Most Rembrandt etchings fall into one of five categories: Biblical subjects, self-portraits, portraits, landscapes and genre scenes.
Rembrandt’s Biblical subjects comprise a substantial portion of his etching ouvre. They have traditionally been some of the most sought after by collectors and were innovative for their time because of the manner in which they reveal Christ’s interaction with the people of His time.
In the late 1620s, Rembrandt began to paint and etch his first self-portraits. Throughout his career he produced many subsequent self-portraits in both mediums. Scholars differ as to Rembrandt’s motivation for creating self-portraits. The earliest notion that he could not afford to pay for models has given way to the more cogent idea that in his pursuit of the “psychological portrait,” the desire to reveal the human and spiritual nature of the sitter, he used his own face to more deeply contemplate this revolutionary approach for the time.
The vast majority of the portraits Rembrandt etched were meant to be used by the sitter, many of which were friends and acquaintances of Rembrandt’s, as opposed to being sold to the general public. His earliest portraits are rather simple in terms of the techniques and designs used where as later portraits have more elaborate details and more complex compositions.

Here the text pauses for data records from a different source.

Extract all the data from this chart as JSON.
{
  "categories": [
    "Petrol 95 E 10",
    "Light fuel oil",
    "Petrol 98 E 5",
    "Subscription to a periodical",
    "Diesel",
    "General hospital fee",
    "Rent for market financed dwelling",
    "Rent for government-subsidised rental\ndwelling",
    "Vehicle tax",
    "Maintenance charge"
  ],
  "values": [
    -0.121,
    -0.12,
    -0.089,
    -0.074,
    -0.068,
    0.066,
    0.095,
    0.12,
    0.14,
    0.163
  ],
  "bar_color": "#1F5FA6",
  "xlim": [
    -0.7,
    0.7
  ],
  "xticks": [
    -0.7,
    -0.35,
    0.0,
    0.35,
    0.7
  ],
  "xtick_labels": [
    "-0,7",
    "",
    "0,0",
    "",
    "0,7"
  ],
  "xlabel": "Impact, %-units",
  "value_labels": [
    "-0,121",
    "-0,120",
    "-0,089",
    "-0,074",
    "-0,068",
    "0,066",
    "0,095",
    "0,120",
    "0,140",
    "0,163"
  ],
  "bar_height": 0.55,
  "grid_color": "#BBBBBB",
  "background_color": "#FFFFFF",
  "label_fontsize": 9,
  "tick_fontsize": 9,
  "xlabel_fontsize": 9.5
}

During Rembrandt’s lifetime prints of the Dutch landscape were extremely popular, and he too used the Dutch landscape as a subject. The inspiration for a large portion of his landscape etchings came from Amsterdam and the surrounding areas; however, Rembrandt is known for putting imaginary elements in the landscapes such as mountains and foreign buildings. While Rembrandt completed most of the landscape etchings indoors by using his drawings as a reference, the spontaneous lines in a few of the etchings indicate that he may have, on occasion, etched outdoors while at the actual location.
Rembrandt created several etchings that depict everyday scenes, also called genre scenes, and often used street characters such as rootless musicians, beggars and the homeless as his subjects. The compassion he used while portraying these individuals was not the norm at the time. Rembrandt’s series of male and female nudes fall under the category of genre as well. Contrary to the majority of his contemporaries who focused on the classical ideal of beauty, Rembrandt depicted his models realistically, revealing their bodies’ flaws.